Wednesday, 18 de December de 2024 ISSN 1519-7670 - Ano 24 - nº 1318

Jornal condena por antecipação

O Globo deu na quinta-feira (12/5), em alto de página ímpar (21), título de oito colunas, com discreta chamada no pé da primeira página: ‘MP quer arquivar inquérito contra Turnowski’. A reportagem ocupa seis colunas de 13 centímetros. Allan Turnowski era chefe da Polícia Civil do estado do Rio quando, em fevereiro, foi acusado pela Polícia Federal de ter vazado informações sobre a Operação Guilhotina, que levou à prisão 39 pessoas, entre as quais 30 policiais civis e militares. Eram acusados de ligação com milícias e de vender armas para traficantes. Entre eles estava Carlos Oliveira, ex-braço direito de Turnowski. Já estão em liberdade, indiciados em processo criminal.
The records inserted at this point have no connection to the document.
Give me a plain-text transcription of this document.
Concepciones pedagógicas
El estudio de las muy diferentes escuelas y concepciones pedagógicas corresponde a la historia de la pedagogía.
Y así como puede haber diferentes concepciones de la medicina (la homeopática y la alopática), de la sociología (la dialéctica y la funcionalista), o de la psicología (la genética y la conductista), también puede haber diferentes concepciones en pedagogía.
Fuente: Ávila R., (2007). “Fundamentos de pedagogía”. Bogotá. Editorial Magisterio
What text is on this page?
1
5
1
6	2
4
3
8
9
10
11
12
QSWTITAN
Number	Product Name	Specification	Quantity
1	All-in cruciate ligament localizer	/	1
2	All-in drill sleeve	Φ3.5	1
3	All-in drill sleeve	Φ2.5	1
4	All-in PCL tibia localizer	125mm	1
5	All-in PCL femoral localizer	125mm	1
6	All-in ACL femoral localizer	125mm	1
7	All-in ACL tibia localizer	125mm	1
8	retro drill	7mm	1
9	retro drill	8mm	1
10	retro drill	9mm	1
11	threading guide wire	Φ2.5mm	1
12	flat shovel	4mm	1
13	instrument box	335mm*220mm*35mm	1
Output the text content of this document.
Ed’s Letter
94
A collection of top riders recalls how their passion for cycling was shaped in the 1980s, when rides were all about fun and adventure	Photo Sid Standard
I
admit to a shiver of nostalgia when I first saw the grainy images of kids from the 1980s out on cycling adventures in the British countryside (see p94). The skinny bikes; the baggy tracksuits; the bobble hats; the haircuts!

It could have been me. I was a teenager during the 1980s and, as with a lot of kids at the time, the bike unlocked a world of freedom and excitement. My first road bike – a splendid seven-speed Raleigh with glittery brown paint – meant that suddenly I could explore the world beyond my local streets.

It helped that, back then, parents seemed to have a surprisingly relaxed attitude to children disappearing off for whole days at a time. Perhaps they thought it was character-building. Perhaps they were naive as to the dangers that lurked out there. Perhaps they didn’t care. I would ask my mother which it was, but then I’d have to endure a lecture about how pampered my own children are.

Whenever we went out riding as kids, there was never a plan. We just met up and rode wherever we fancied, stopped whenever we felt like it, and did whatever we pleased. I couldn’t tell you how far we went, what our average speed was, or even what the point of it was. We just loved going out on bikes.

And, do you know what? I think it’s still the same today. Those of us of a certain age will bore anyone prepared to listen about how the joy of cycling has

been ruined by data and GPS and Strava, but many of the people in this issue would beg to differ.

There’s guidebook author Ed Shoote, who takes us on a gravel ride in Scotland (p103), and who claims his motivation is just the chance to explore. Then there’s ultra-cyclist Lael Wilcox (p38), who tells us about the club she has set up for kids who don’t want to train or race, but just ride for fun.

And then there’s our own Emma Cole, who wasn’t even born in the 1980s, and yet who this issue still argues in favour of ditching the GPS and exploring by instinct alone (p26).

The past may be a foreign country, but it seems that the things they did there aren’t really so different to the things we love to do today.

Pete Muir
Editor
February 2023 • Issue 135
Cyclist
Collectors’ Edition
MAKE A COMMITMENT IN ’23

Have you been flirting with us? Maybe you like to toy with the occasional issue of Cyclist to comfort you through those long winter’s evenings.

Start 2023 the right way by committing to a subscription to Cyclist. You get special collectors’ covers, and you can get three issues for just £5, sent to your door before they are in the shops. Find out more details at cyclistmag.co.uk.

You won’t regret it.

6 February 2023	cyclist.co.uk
A maneira como a notícia foi dada, em 15 de fevereiro, causou estranheza, como se pode ler em ‘O financiamento criminoso da política‘. Transcreva-se o primeiro item da argumentação:




No Globo, Turnowski está sob chumbo grosso na primeira página, ‘acusado’ em depoimento de testemunha de receber mensalão (somando duas cotas, seriam R$ 600 mil; em um ano, R$ 7,2 milhões!). No interior do jornal, a série de reportagens reunida sob o chapéu ‘Faxina na polícia’ começa com Turnowski não mais ‘acusado’, mas julgado e condenado pela manchete da página: ‘O varejo da corrupção’. A defesa de Turnowski só aparece duas páginas depois, o que não deixa de chamar a atenção.


O que ficou de fora do noticiário do Globo, mas não de outros jornais: ao indiciar Turnowski, a Polícia Federal teria ‘dado uma força’ ao secretário de Segurança do Estado do Rio, José Mariano Beltrame, delegado de carreira da PF. Ele havia entrado em confronto com Turnowski depois que este desencadeara uma bizarra incursão na Delegacia de Repressão ao Crime Organizado (Draco), chefiada pelo delegado Claudio Ferraz. Ferraz era o auxiliar mais importante de Beltrame no combate às milícias.


Recapitulo, para o leitor distraído, ou enfarado: a PF detonou Turnowski, que havia detonado Ferraz, auxiliar próximo de Beltrame (mas hierarquicamente subordinado a Turnowski).


Pelo telefone, chefe de polícia mandou avisar?


O Globo não apresentou a argumentação do Ministério Público, noticiada pela Folha de S. Paulo:




De acordo com o Ministério Público, não há provas de que o ex-chefe da Polícia Civil tivesse conhecimento da operação. Para o órgão, não há nenhum indício de que tenha havido ‘contato do então chefe de polícia com os supostos indiciados’.


A Promotoria também aponta que ‘outros alvos da operação não foram presos e não foram encontrados em suas residências e, em momento algum, se supôs que esses outros tenham sido informados por alguém’.


Ainda segundo o Ministério Público, não faria sentido Turnowski alertar por telefone um investigado que estava sendo monitorado. ‘Seria ilógico que, sabendo que alguém é alvo de monitoramento, se diga para a pessoa através do telefone que ela está sendo monitorada’, disse a Promotoria.


Não se entra aqui no mérito das acusações e das atividades dos personagens envolvidos. Se há algum santo nessa história, só a Santa Sé poderá, oportunamente, avaliar. A questão é estritamente de observação da mídia. O delegado Turnowski já havia sido condenado pelo Globo (‘O varejo da corrupção’, lembremo-nos, era a manchete interna). Agora, a depender de manifestação do juiz titular da 32ª Vara Criminal do Rio, Guilherme Schilling Pollo Duarte, talvez não vá a julgamento.